There's an added benefit to using the Cook County Jail this way: the jail has an acclaimed substance abuse treatment center. Some fast-track probationers agree to stay in the center--occasionally for months--while they wait for treatment slots in the community.

Earl Jackson, 35, a heroin and cocaine addict, was put on Getty's fast-track probation in 1991, after pleading guilty to possession of a stolen motor vehicle. He completed a residential treatment program in 1992, and an outpatient program early in '93. After a urine drop in June of '93 tested positive for opiates and cocaine, probation officer Griffin brought him before Getty, who ordered Jackson to bring in proof that he was attending weekly 12-step meetings--as he had agreed to. When Jackson failed to do so in August, Getty ordered him into the jail's treatment center.

"I just messed up," Jackson said in the center in September. "I found out my daughter--she's 15--got pregnant by a 25-year-old man. I wanted to kill him. If I'd have killed him, I would have gone to prison. If I would have called the police on him, my daughter wouldn't have talked to me anymore. So I did the next best thing--I got high."

As for Getty throwing him back in jail, Jackson said: "Yeah, I'm pissed off now--but the man's just doing his job. I got a lot of respect for him. He gives you a chance or two, but if you take advantage of it--nothing else he can do."

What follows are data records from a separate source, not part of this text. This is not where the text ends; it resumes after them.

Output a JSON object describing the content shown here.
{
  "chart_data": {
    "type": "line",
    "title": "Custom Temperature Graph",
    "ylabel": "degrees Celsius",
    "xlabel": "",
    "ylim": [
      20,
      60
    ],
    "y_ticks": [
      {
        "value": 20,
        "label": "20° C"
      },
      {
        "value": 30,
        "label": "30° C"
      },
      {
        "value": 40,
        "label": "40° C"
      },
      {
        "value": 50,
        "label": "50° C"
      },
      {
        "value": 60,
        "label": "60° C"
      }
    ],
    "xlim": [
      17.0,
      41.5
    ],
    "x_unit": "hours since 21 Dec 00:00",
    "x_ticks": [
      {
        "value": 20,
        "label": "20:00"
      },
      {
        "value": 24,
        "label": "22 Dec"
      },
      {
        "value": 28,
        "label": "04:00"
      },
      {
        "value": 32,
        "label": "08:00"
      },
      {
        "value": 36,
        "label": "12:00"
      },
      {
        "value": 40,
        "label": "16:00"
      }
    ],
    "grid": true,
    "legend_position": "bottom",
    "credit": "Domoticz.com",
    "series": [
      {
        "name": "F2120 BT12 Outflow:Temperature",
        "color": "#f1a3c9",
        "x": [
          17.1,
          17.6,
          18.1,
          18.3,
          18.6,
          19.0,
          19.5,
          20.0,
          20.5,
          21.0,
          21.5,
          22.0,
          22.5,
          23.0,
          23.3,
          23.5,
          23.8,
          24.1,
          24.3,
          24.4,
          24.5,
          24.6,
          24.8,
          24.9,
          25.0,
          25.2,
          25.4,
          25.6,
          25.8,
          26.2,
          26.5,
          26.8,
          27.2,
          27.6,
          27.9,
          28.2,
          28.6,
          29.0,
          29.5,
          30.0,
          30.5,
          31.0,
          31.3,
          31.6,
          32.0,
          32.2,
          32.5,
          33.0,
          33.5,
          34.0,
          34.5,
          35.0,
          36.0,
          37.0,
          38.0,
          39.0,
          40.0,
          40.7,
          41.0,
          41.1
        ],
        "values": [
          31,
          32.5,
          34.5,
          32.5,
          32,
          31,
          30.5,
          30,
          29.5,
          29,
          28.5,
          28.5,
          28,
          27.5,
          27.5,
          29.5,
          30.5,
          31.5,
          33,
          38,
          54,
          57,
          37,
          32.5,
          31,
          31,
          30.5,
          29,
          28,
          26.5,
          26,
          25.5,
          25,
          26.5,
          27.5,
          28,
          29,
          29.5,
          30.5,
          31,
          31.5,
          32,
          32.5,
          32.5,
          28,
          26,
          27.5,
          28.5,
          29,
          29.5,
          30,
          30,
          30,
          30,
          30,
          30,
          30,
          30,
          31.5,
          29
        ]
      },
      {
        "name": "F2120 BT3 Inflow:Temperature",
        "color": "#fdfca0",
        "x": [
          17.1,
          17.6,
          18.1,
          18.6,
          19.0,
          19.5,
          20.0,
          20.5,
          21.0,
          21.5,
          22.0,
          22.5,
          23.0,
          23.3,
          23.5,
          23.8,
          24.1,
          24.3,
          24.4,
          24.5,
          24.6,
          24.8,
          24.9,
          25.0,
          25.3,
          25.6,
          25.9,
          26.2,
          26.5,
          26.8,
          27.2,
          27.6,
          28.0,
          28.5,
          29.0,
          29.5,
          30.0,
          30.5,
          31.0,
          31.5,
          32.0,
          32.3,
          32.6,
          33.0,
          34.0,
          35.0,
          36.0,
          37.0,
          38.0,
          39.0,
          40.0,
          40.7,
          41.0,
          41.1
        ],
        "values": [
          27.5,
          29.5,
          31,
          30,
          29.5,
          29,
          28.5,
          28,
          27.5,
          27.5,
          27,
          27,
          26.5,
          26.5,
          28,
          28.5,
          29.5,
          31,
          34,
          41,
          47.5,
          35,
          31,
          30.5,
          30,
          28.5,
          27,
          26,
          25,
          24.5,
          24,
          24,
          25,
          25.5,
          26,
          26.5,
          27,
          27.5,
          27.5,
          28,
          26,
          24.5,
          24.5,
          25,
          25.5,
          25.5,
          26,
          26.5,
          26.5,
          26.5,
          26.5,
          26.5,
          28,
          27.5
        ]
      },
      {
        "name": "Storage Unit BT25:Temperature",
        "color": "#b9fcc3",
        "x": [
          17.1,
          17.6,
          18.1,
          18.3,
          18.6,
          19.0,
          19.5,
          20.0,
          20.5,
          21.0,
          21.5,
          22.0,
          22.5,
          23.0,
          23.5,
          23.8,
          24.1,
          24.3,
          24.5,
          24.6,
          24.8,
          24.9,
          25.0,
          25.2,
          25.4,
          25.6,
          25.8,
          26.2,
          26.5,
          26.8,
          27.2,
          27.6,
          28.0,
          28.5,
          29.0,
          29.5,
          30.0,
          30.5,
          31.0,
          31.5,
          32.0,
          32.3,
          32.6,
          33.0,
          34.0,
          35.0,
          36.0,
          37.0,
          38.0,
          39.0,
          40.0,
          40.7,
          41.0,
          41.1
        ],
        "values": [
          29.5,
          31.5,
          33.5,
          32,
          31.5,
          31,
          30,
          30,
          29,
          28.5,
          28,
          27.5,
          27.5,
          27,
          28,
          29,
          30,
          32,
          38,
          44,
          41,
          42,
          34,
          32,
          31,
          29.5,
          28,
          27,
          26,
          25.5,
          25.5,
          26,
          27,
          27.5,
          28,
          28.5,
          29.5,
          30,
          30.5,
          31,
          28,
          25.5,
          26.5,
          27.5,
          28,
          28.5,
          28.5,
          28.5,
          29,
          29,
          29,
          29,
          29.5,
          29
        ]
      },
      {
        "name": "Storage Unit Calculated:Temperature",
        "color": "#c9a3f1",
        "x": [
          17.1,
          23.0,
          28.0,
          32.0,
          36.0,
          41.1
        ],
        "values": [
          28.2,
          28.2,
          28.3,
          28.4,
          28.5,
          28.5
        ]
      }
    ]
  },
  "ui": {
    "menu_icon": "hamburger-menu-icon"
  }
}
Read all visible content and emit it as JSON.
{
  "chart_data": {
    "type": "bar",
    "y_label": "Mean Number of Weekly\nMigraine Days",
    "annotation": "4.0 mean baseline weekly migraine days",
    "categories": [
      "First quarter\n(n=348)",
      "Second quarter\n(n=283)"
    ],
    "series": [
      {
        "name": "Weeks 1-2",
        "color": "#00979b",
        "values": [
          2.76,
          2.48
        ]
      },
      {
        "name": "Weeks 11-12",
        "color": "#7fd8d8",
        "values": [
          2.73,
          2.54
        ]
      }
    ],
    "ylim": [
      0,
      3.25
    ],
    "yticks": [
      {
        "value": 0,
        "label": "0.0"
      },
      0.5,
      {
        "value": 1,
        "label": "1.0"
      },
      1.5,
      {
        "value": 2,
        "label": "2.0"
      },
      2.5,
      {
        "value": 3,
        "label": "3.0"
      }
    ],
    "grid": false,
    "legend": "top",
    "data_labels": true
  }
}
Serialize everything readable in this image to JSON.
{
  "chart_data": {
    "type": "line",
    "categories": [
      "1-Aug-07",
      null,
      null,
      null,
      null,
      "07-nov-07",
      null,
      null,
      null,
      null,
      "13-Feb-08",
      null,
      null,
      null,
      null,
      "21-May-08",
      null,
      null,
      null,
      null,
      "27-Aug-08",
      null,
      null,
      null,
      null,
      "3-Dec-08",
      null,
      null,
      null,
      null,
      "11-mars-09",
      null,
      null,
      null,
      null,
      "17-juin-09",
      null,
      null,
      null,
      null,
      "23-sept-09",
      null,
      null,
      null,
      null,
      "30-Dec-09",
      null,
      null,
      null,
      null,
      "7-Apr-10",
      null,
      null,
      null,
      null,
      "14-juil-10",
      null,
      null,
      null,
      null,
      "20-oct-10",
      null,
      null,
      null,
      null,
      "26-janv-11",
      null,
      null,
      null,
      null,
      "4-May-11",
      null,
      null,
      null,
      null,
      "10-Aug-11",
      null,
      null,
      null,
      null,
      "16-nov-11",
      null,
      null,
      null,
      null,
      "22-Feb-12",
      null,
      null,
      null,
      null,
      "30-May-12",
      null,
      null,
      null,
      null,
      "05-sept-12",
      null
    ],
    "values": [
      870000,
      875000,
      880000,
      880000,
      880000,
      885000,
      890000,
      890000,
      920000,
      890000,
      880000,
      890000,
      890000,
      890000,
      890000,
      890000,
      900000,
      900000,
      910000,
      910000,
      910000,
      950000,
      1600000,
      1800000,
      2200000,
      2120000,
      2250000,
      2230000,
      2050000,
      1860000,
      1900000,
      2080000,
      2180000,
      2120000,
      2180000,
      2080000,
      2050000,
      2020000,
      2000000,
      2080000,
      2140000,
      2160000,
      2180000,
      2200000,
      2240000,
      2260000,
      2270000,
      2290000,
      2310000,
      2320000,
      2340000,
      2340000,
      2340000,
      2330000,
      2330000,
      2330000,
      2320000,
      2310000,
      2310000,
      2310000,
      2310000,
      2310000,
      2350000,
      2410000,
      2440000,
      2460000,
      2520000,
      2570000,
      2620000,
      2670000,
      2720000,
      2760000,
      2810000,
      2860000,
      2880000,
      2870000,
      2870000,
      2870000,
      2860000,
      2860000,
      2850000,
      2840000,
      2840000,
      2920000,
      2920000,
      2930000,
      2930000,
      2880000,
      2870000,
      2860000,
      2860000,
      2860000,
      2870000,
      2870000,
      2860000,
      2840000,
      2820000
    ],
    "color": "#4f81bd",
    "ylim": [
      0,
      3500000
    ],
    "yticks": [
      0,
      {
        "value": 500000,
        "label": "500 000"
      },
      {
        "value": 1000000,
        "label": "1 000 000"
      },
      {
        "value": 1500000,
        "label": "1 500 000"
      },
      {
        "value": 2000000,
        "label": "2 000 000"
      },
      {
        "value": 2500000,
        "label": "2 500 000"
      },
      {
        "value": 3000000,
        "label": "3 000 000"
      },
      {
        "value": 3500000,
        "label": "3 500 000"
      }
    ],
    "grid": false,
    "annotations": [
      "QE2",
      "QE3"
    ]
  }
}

Greg Seawood, 31, a heroin and cocaine addict, has been in the jail's treatment center since December, 1992, waiting for a bed in a residential center. "When you hear rumor that you're leaving, you build yourself up on a high that you're going. Then they snatch the rug out from under you---you're still here."

Seawood was grateful that when he got charged with possession in `92, his case happened to be assigned to Getty's courtroom. "I was rescued---'cause I was killing myself with cocaine and heroin."

Those who take Getty up on his offer of treatment because they think it's the easy road are frequently surprised--particularly if they wind up in the jail's treatment center. "We don't say, 'You lost your teddy bear when you were seven,'" said the center's director, Bobby Matusak. "We tell people they've been assholes. They've been doing what they want to do when they want to do it, and their way don't work. People come here and then leave because they can't take a look at themselves. They feel that doing a bit [a prison sentence] is better than doing treatment."

What makes these successes frustrating to Getty is the scarcity of treatment slots. Funding for treatment, in Illinois and nationwide, has not kept pace with demand. Legislators want quick fixes, Getty notes. "They think passing a law that says we're going to lock people up longer is the answer. The statistics show how foolish that is--it just costs everyone more money to house the people."

Robert Grandberry notes, "It's almost impossible for a person to begin to kick the habit when they're waiting for a bed. ...When you're sentenced to the penitentiary and it's time for you to go, there's no wait--they'll take you right away. But when it's time for you to go into a treatment center, to really address your problems and begin to make changes--you have to wait."